The company says the FDA did not specifically ask it to conduct additional clinical trials of its drug candidate, doxepin (Silenor). But the FDA asked the company to address the possibility that the drug may prolong the heart’s QT interval—a key measure of the heart’s electrical rhythm.
Somaxon says it plans to collect additional data from already completed clinical trials that evaluated the drug’s potential effect on the heart’s electrical cycle. Results of the test previously disclosed by Somaxon show doxepin had no effect on prolonging the QT interval when administered at doses of 6 milligrams or 50 milligrams.
The company noted that doctors have been prescribing doxepin for more than 35 years for the treatment of depression and anxiety at dosages of 75 milligrams to 300 milligrams a day. Somaxon is seeking approval for a low-dose oral tablet formulation at 1 milligram, 3 milligrams, and 6 milligrams for treating insomnia.

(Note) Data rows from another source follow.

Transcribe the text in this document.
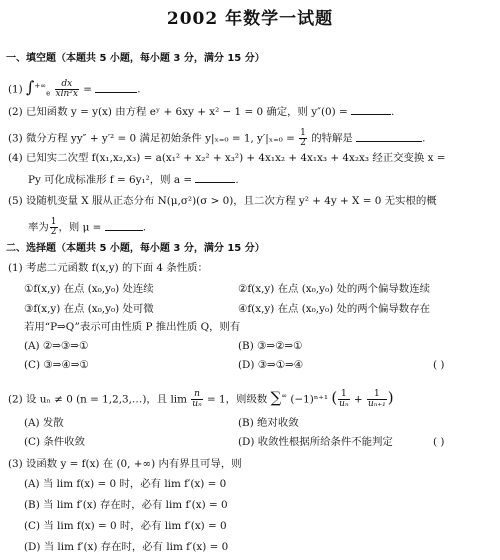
2002 年数学一试题
一、填空题（本题共 5 小题，每小题 3 分，满分 15 分）
(1) $\int^{+\infty}_e \frac{dx}{\text{xln²x}}$ =	.
(2) 已知函数 y = y(x) 由方程 eʸ + 6xy + x² − 1 = 0 确定，则 y″(0) =	.
(3) 微分方程 yy″ + y′² = 0 满足初始条件 y|ₓ₌₀ = 1, $y'|_{x=0} = \frac{1}{2}$ 的特解是	.
(4) 已知实二次型 f(x₁,x₂,x₃) = a(x₁² + x₂² + x₃²) + 4x₁x₂ + 4x₁x₃ + 4x₂x₃ 经正交变换 x =
Py 可化成标准形 f = 6y₁²，则 a =	.
(5) 设随机变量 X 服从正态分布 N(μ,σ²)(σ > 0)，且二次方程 y² + 4y + X = 0 无实根的概
率为 $\frac{1}{2}$ ，则 μ =	.
二、选择题（本题共 5 小题，每小题 3 分，满分 15 分）
(1) 考虑二元函数 f(x,y) 的下面 4 条性质：
①f(x,y) 在点 (x₀,y₀) 处连续	②f(x,y) 在点 (x₀,y₀) 处的两个偏导数连续
③f(x,y) 在点 (x₀,y₀) 处可微	④f(x,y) 在点 (x₀,y₀) 处的两个偏导数存在
若用“P⇒Q”表示可由性质 P 推出性质 Q，则有
(A) ②⇒③⇒①	(B) ③⇒②⇒①
(C) ③⇒④⇒①	(D) ③⇒①⇒④	( )
(2) 设 uₙ ≠ 0 (n = 1,2,3,…)，且 $\lim \frac{n}{\text{uₙ}} = 1$，则级数 ∑∞ (−1)ⁿ⁺¹ ( $\frac{1}{\text{uₙ}} + \frac{1}{\text{uₙ₊₁}}$ )
(A) 发散	(B) 绝对收敛
(C) 条件收敛	(D) 收敛性根据所给条件不能判定	( )
(3) 设函数 y = f(x) 在 (0, +∞) 内有界且可导，则
(A) 当 lim f(x) = 0 时，必有 lim f′(x) = 0
(B) 当 lim f′(x) 存在时，必有 lim f′(x) = 0
(C) 当 lim f(x) = 0 时，必有 lim f′(x) = 0
(D) 当 lim f′(x) 存在时，必有 lim f′(x) = 0
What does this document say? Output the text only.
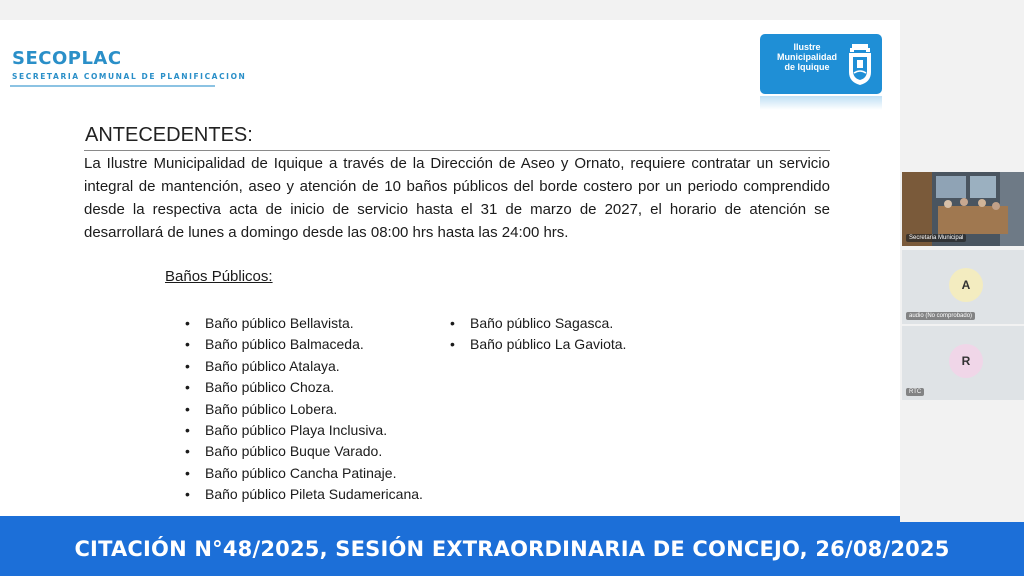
SECOPLAC
SECRETARIA COMUNAL DE PLANIFICACION
Ilustre
Municipalidad
de Iquique
ANTECEDENTES:
La Ilustre Municipalidad de Iquique a través de la Dirección de Aseo y Ornato, requiere contratar un servicio integral de mantención, aseo y atención de 10 baños públicos del borde costero por un periodo comprendido desde la respectiva acta de inicio de servicio hasta el 31 de marzo de 2027, el horario de atención se desarrollará de lunes a domingo desde las 08:00 hrs hasta las 24:00 hrs.
Baños Públicos:
• Baño público Bellavista.
• Baño público Balmaceda.
• Baño público Atalaya.
• Baño público Choza.
• Baño público Lobera.
• Baño público Playa Inclusiva.
• Baño público Buque Varado.
• Baño público Cancha Patinaje.
• Baño público Pileta Sudamericana.
• Baño público Sagasca.
• Baño público La Gaviota.
Secretaria Municipal
A
audio (No comprobado)
R
RTC
CITACIÓN N°48/2025, SESIÓN EXTRAORDINARIA DE CONCEJO, 26/08/2025
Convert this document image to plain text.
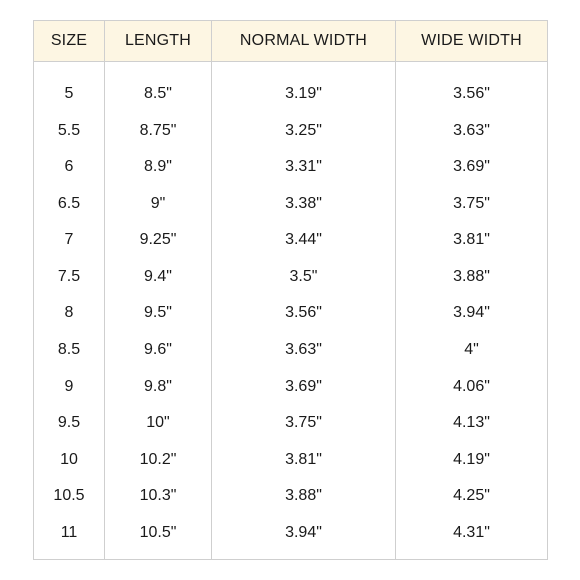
SIZE	LENGTH	NORMAL WIDTH	WIDE WIDTH

5	8.5"	3.19"	3.56"
5.5	8.75"	3.25"	3.63"
6	8.9"	3.31"	3.69"
6.5	9"	3.38"	3.75"
7	9.25"	3.44"	3.81"
7.5	9.4"	3.5"	3.88"
8	9.5"	3.56"	3.94"
8.5	9.6"	3.63"	4"
9	9.8"	3.69"	4.06"
9.5	10"	3.75"	4.13"
10	10.2"	3.81"	4.19"
10.5	10.3"	3.88"	4.25"
11	10.5"	3.94"	4.31"
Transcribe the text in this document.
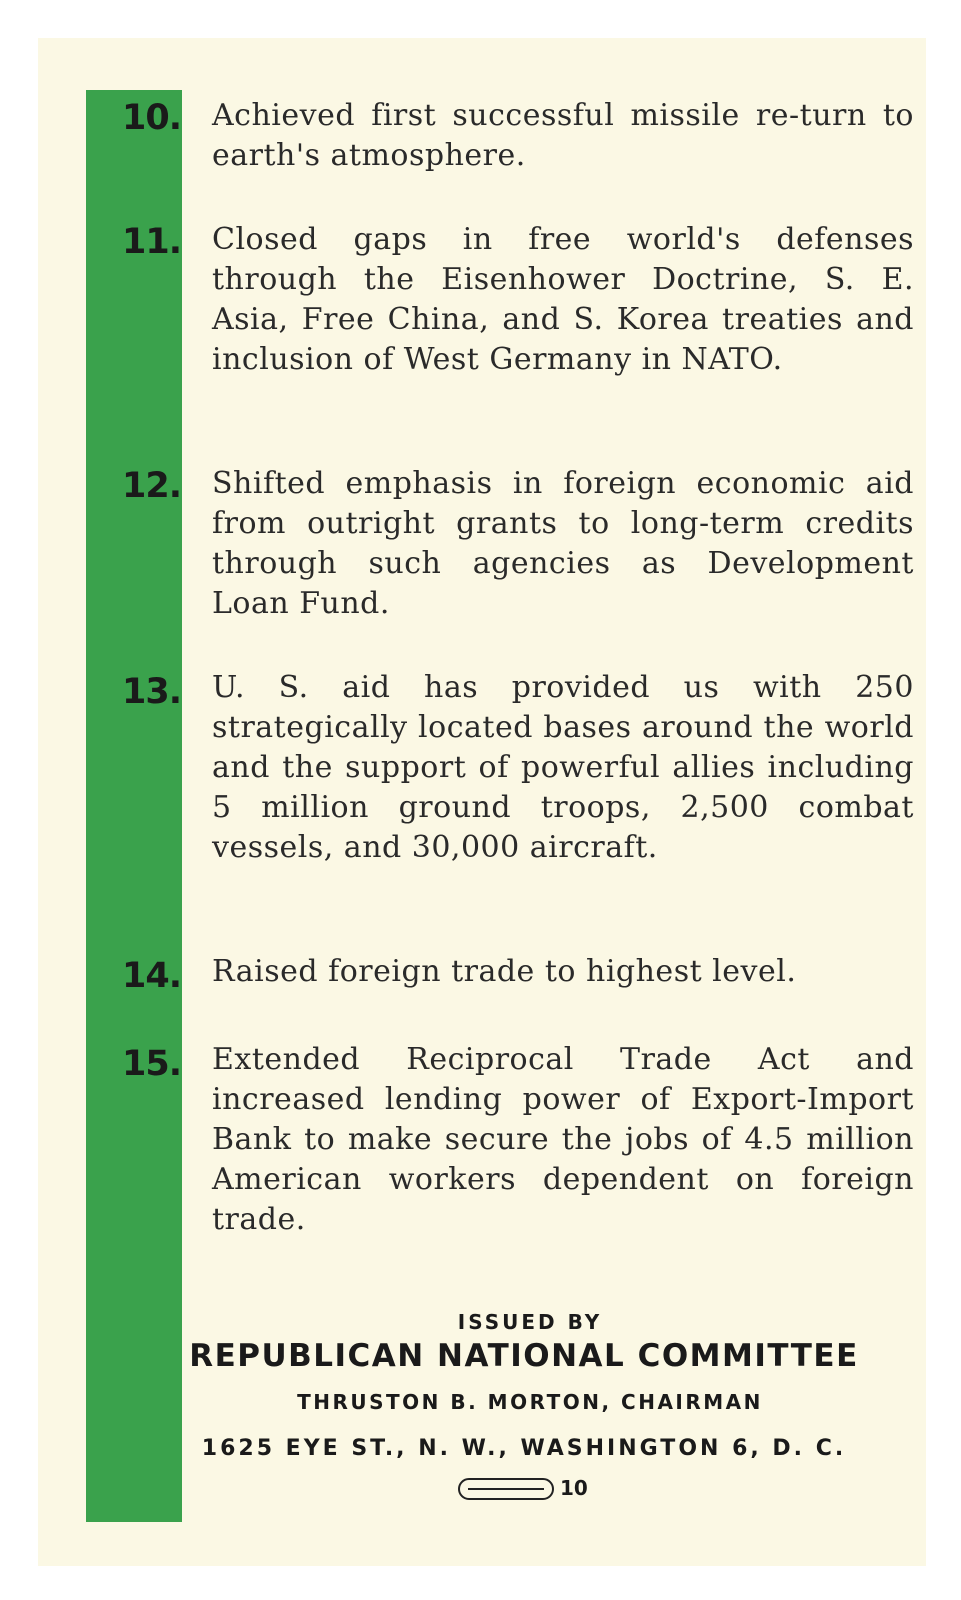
10.	Achieved first successful missile re-turn to earth's atmosphere.
11.	Closed gaps in free world's defenses through the Eisenhower Doctrine, S. E. Asia, Free China, and S. Korea treaties and inclusion of West Germany in NATO.
12.	Shifted emphasis in foreign economic aid from outright grants to long-term credits through such agencies as Development Loan Fund.
13.	U. S. aid has provided us with 250 strategically located bases around the world and the support of powerful allies including 5 million ground troops, 2,500 combat vessels, and 30,000 aircraft.
14.	Raised foreign trade to highest level.
15.	Extended Reciprocal Trade Act and increased lending power of Export-Import Bank to make secure the jobs of 4.5 million American workers dependent on foreign trade.
ISSUED BY
REPUBLICAN NATIONAL COMMITTEE
THRUSTON B. MORTON, CHAIRMAN
1625 EYE ST., N. W., WASHINGTON 6, D. C.
10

Somaxon says a discussion with the FDA will be necessary to gain a complete understanding of the concerns raised by the agency. “As we continue to seek approval of Silenor, we will continue to take measures to conserve our cash and will evaluate financing alternatives available to us,” Chief Executive Richard Pascoe said in a statement.
Somaxon shares dropped more than 50 percent after the bell, losing $1.12 in after-hours trading before settling at $1.02 at 6:20 pm ET.